Fondateur de Curiousitea — et bien plus encore


Cet entretien est disponible en français et anglais.

This interview is available in French and English.


Introduction

J’ai eu l’occasion de croiser Benjamin à plusieurs reprises au fil des années, mais cette fois, j’ai saisi l’opportunité de m’entretenir plus longuement avec lui pour mieux comprendre son univers, sa démarche et sa vision du thé.

Notre rencontre s’est déroulée chez Wistaria, maison de thé taïwanaise, autour de quelques oolongs soigneusement infusés, en échangeant sur son parcours, ses projets, ses convictions… et sur ce que pourrait devenir, demain, le thé en Europe.
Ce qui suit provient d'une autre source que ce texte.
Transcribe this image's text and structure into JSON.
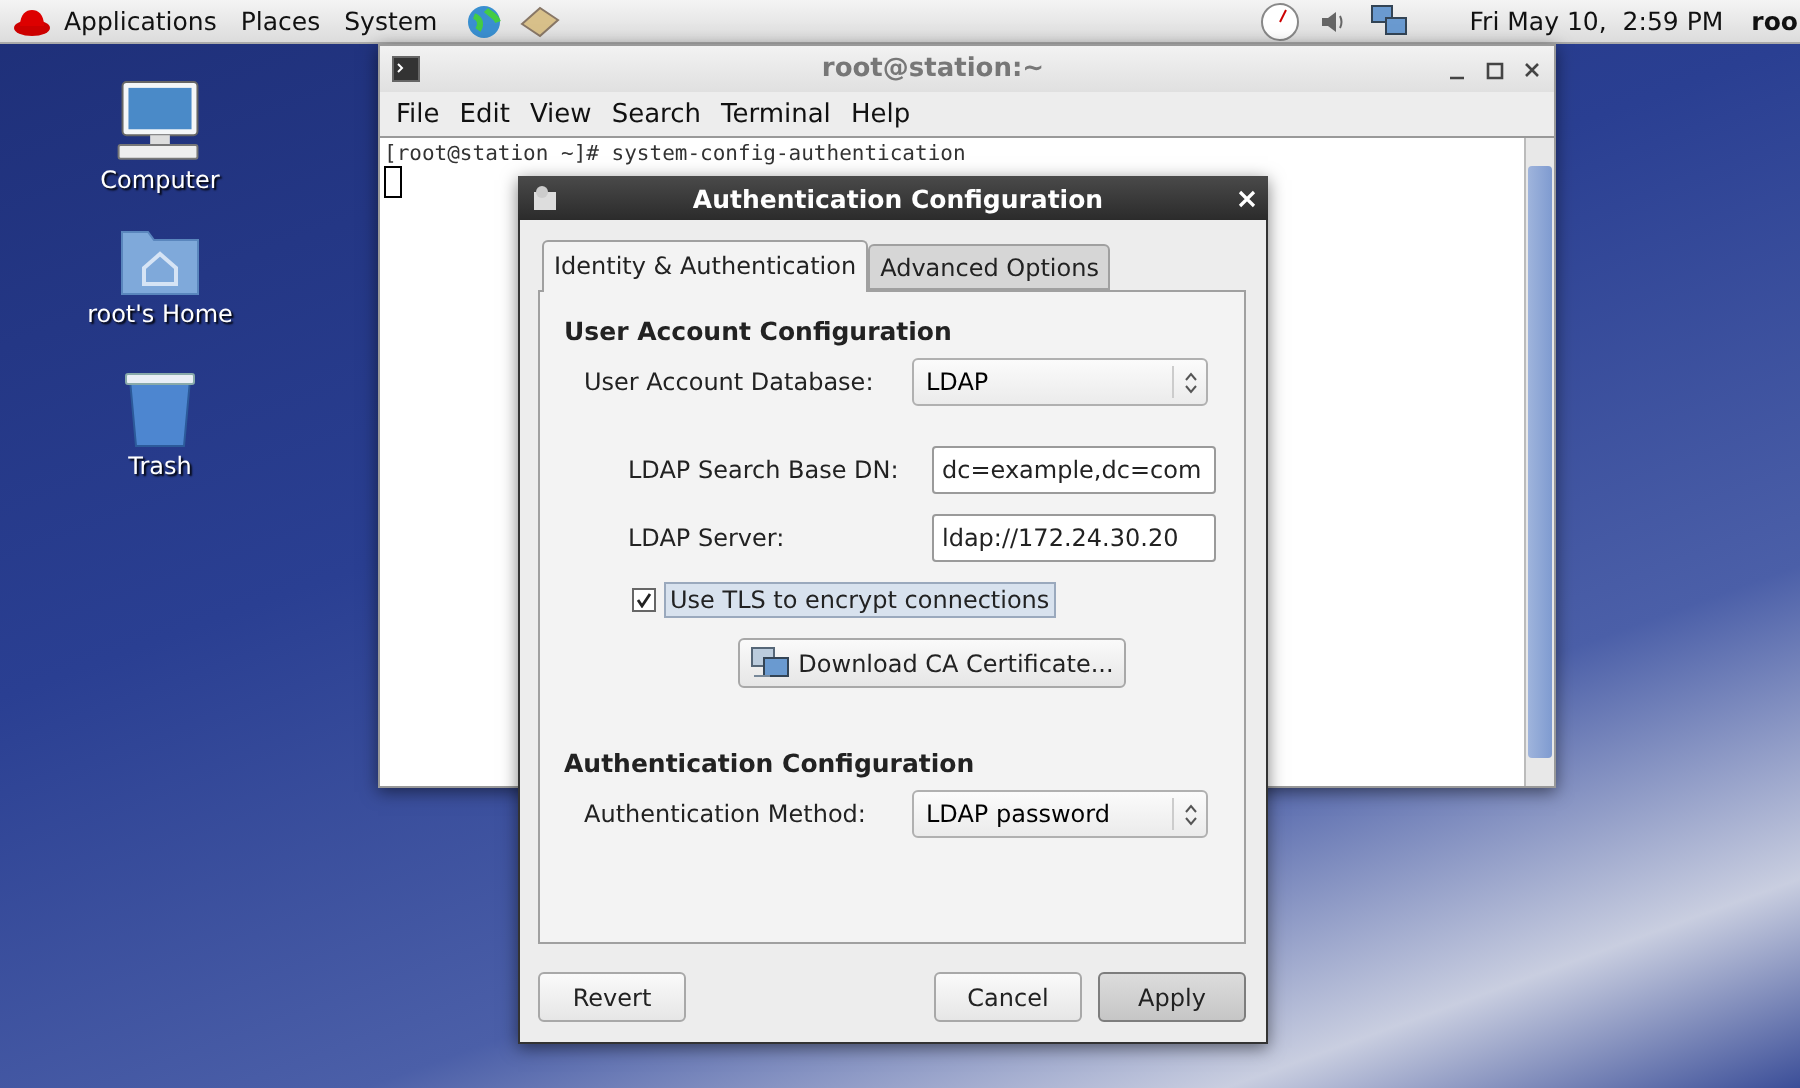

1.Peux-tu nous raconter ton parcours et ce qui t’a amené à faire du thé à la fois ton métier et ton terrain d’exploration ?


Ma toute première immersion dans l’univers du thé remonte à 2015, alors que j’étais encore étudiant en psychologie. Je travaillais à Montmartre, dans une petite boutique indépendante appelée Bonthés, tenue par un passionné dont la transmission m’a profondément marqué. Il avait cette capacité à faire parler les feuilles, à en révéler l’âme.

Je me souviens encore d’ouvrir les boîtes chaque matin, comme on ouvre un coffre aux trésors : les arômes, les textures… c’était une découverte sensorielle, presque magique.

C’est à ce moment-là que je suis littéralement « tombé dans le thé ». Peu à peu, cette passion m’a poussé à me former de manière autodidacte, à lire énormément, à dialoguer avec des experts. J’ai ensuite travaillé pour plusieurs grands noms du thé français et japonais, entre autres. J’y ai beaucoup appris, mais aussi ressenti le besoin d’aller plus loin, d’être plus libre, plus créatif, plus engagé.


2.Tu as commencé en te formant seul, puis tu as intégré plusieurs grandes maisons. Quelles expériences t’ont le plus marqué dans ce parcours atypique ?

J’ai énormément appris grâce aux lectures, aux rencontres, et aux blogs spécialisés — notamment celui de Florent Weugue, le premier sommelier français certifié Nihon-cha Instructor au Japon.



Mon premier voyage au Japon, en 2015, a marqué un véritable tournant. Bien qu’il n’ait duré qu’une dizaine de jours, il m’a permis de découvrir une approche du thé à la fois plus rigoureuse, plus profonde, presque philosophique. Par la suite, j’ai eu l’occasion de retourner au Japon presque chaque année, entre voyages personnels et découvertes. En 2016 et 2018, il s’agissait encore de courts séjours touristiques ou de WWOOFing*, mais c’est véritablement en 2019 que j’ai effectué mon premier voyage entièrement professionnel.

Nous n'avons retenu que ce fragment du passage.